It was during his three decades with the Hyundai Group that Lee earned the nickname "Bulldozer". In one instance, he completely dismantled a malfunctioning bulldozer to study its mechanics and figure out how to repair it.

Lee became a company director at the age of 29 – just five years after he joined the company – and CEO at age 35, becoming Korea's youngest CEO ever. In 1988, he was named the chairman of Hyundai Construction at the age of 47.

When he started at Hyundai in 1965, it had 90 employees; when he left as chairman after 27 years, it had more than 160,000. Soon after the successful completion of the Pattani-Narathiwat Highway by Hyundai Construction, Korea's construction industry began to focus their efforts on encouraging the creation of new markets in countries such as Vietnam and the Middle East.

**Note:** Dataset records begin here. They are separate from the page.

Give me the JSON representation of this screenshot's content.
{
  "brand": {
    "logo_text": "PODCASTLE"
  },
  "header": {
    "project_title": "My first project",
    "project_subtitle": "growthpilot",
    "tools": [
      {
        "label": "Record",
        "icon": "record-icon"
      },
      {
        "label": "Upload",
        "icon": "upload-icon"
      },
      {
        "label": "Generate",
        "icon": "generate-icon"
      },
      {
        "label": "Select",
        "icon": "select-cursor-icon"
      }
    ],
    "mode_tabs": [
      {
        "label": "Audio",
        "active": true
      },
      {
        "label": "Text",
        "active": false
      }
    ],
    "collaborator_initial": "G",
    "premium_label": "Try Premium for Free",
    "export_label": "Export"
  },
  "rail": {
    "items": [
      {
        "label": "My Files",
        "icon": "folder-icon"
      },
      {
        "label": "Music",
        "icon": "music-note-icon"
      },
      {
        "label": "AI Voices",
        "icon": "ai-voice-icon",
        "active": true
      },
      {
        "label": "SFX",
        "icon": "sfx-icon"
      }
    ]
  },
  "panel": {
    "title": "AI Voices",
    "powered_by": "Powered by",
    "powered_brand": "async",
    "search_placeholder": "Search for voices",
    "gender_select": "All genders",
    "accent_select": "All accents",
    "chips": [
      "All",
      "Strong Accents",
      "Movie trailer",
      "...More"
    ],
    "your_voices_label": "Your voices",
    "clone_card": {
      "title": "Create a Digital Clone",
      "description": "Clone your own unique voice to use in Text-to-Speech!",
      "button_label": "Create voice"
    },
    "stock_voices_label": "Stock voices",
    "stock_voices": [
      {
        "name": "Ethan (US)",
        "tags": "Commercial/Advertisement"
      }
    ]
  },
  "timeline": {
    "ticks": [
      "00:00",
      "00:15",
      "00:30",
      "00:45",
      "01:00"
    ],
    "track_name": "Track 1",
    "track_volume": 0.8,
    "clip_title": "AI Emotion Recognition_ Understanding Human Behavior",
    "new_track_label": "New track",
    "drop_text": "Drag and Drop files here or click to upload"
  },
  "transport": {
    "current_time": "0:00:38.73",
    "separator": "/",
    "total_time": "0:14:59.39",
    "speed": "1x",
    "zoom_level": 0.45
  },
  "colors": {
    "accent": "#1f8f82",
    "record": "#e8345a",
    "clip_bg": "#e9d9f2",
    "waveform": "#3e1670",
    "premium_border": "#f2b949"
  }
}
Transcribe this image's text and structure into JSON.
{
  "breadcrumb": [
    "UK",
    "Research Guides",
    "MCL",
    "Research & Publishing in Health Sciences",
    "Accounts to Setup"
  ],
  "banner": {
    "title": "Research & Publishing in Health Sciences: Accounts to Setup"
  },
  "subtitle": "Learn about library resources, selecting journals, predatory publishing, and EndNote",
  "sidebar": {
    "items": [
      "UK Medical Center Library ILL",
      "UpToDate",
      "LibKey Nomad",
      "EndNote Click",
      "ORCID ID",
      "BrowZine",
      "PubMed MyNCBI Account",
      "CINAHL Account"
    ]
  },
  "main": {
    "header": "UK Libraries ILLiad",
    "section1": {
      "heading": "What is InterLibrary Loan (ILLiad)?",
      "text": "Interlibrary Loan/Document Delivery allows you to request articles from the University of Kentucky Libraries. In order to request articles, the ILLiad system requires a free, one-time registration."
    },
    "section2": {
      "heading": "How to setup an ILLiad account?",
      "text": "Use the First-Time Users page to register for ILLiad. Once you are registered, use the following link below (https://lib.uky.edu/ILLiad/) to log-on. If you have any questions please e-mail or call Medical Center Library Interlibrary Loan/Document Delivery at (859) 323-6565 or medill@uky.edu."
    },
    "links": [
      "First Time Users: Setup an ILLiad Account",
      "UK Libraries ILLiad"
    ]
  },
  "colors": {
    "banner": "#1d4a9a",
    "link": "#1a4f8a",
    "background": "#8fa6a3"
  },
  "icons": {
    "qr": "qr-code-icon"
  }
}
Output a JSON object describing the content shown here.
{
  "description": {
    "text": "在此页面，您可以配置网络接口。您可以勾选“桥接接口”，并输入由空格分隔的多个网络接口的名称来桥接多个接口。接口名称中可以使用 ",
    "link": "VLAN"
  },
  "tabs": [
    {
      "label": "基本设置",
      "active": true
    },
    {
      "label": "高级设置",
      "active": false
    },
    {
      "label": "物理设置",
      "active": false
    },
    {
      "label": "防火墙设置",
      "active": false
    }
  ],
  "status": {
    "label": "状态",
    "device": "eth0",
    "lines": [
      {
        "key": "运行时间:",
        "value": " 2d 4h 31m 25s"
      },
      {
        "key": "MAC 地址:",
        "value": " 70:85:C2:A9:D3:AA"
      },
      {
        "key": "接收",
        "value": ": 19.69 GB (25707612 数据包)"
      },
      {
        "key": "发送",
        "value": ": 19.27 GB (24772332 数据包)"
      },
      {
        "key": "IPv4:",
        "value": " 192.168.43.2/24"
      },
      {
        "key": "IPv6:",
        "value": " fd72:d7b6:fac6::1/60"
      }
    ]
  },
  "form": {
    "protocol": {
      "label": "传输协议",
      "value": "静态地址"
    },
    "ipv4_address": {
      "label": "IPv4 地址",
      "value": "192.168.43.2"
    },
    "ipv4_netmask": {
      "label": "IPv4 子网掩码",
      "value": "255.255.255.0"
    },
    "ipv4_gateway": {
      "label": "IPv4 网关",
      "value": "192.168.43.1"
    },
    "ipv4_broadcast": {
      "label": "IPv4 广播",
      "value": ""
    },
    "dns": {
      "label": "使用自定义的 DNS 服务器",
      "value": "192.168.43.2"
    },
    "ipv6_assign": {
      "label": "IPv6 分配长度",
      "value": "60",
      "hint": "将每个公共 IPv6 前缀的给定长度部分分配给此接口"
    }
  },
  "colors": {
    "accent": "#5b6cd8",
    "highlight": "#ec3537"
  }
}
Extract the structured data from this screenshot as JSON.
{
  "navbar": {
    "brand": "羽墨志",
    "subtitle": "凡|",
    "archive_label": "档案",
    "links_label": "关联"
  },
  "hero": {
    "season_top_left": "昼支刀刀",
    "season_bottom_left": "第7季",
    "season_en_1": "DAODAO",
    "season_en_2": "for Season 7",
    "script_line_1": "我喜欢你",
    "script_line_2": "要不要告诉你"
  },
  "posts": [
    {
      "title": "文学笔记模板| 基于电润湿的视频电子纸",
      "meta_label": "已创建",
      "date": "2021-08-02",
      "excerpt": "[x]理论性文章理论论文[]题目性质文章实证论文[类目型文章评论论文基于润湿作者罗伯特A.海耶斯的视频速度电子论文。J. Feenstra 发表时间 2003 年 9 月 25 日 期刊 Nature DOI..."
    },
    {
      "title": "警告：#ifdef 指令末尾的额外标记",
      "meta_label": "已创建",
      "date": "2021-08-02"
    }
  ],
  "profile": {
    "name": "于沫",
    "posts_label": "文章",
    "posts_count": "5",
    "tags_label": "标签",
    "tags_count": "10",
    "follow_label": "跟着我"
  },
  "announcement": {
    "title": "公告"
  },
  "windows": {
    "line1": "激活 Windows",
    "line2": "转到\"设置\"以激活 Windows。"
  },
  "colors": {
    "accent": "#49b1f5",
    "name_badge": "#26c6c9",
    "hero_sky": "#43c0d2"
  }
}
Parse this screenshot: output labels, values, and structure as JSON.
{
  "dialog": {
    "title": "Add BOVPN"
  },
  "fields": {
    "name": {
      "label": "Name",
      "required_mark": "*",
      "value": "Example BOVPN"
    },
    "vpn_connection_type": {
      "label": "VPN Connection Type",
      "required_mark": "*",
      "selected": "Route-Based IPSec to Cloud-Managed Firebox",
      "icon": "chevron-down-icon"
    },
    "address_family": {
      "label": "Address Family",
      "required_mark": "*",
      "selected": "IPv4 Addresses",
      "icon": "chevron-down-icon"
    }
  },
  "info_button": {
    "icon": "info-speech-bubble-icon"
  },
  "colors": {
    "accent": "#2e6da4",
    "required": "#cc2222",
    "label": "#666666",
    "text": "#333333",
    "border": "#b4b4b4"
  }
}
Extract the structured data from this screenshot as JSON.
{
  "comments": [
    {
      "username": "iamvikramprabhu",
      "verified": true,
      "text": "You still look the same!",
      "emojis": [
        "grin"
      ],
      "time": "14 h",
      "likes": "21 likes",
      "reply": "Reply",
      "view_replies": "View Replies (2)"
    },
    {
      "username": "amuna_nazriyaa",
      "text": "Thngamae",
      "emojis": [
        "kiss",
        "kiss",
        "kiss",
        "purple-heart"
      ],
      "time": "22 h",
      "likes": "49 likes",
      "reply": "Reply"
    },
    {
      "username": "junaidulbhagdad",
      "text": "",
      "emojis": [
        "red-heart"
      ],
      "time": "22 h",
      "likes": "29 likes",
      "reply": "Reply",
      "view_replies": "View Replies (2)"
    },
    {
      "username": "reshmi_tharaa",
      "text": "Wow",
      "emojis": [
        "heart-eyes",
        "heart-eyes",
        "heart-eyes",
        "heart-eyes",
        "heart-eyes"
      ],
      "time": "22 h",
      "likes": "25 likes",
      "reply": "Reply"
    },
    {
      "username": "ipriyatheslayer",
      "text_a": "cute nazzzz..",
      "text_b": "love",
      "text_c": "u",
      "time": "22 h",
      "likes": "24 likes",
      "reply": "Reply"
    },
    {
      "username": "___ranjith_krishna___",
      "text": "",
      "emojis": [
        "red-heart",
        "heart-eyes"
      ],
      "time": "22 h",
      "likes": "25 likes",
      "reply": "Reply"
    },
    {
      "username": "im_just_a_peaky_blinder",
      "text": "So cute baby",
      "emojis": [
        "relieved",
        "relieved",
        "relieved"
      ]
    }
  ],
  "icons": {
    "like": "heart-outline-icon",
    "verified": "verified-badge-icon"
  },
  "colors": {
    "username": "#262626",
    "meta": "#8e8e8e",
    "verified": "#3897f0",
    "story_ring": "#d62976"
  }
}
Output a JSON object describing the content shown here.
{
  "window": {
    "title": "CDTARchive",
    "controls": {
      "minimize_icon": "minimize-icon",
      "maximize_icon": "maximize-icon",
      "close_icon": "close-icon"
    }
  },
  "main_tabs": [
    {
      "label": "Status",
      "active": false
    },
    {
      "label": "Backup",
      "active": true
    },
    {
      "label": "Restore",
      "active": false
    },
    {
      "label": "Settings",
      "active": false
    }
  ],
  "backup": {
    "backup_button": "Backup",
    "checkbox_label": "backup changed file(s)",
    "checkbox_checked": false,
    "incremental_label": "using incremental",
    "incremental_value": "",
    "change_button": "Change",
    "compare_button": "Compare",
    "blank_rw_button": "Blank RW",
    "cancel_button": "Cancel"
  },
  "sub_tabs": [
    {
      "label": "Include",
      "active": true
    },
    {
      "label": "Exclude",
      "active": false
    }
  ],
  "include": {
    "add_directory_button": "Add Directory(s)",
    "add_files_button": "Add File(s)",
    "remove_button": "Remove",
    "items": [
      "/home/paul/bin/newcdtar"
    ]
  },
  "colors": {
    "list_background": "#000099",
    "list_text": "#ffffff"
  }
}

Following the decline of construction demands from Vietnam in the 60s, Hyundai construction turned their eyes toward the Middle East and continued to be a major player in construction projects, with the successful completion of such vital international projects as the Arab Shipbuilding & Repair Yard, the Diplomatic Hotel in Bahrain and the Jubail Industrial Harbor Projects in Saudi Arabia, also known as 'the great history of the 20th century'. At that time, the amount of orders received by the Korean construction company exceeded US$10 billion and this contributed in overcoming the national crisis resulting from the oil shock.

After leaving Hyundai at the end of a 27-year career, he decided to enter politics.